Simon’s real problem was a spiritual one. He had not fully given himself to God, so he misused what God had given him — his money — and Peter told him what to do with it. The Church is not for sale to the largest giver. The Christian faith is available to those who believe.
Across Northern Africa stretches the largest desert in the world — the Sahara, almost as large as the United States. From east to west, it measures 3,200 miles, farther than the distance from New York City to San Francisco.
Mile after mile of scorching, shifting sand dunes make up the Sahara, where temperatures reach 130 degrees fahrenheit during the summer — so hot that breathing is nearly impossible.
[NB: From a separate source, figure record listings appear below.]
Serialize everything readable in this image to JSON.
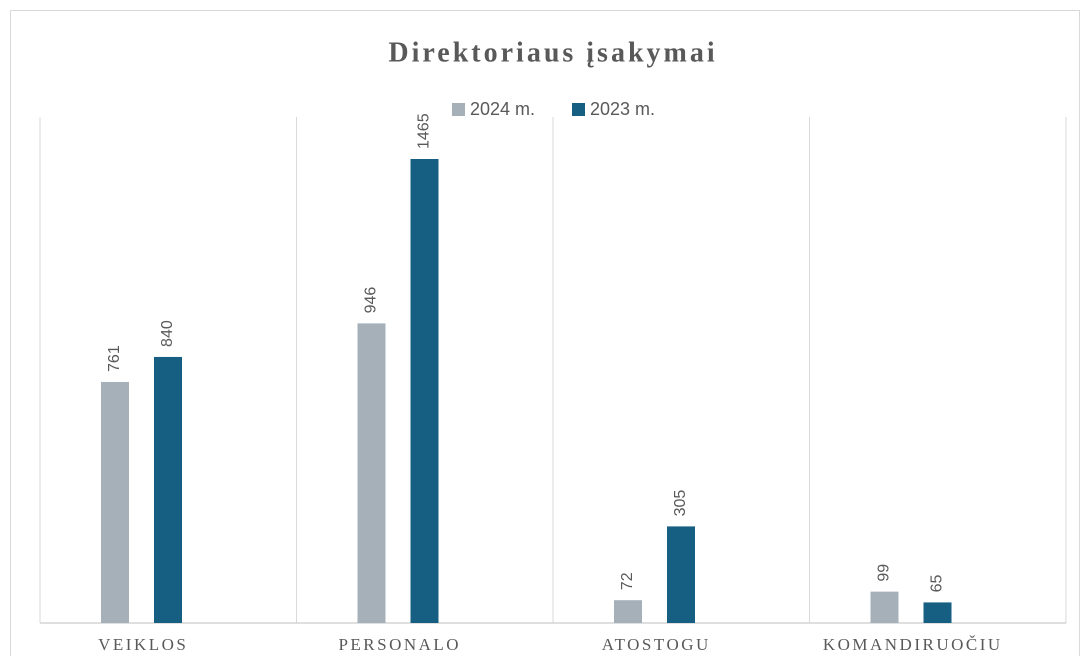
{
  "chart_data": {
    "type": "bar",
    "title": "Direktoriaus įsakymai",
    "categories": [
      "VEIKLOS",
      "PERSONALO",
      "ATOSTOGU",
      "KOMANDIRUOČIU"
    ],
    "series": [
      {
        "name": "2024 m.",
        "color": "#a5b0b9",
        "values": [
          761,
          946,
          72,
          99
        ]
      },
      {
        "name": "2023 m.",
        "color": "#175f82",
        "values": [
          840,
          1465,
          305,
          65
        ]
      }
    ]
  }
}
Yet at the eastern edge of this mammoth oven lies one of the richest, most fertile valleys known to humankind — the beautiful Nile Valley. Flowing through the valley is the great Nile River, its 4,160 miles making it the longest river in the world. It’s not the river alone that makes the valley so abundantly fertile. It’s the fact that the river overflows each year, generously depositing all over the valley layer upon layer of rich tropical soil, washed down from the jungles of Central Africa.
Like the River Nile, the mere flow of your life is meaningless in this desert world of today. It’s when your heart generously overflows that you provide rich fertile soil for growth in the Lord’s work.
There is nothing for sale here — everything is free. Yet one effect of accepting God’s gift of salvation is that our lives turn to giving. We know we must give to live. All true living is giving. It is God’s gift to us that frees us to give ourselves to others.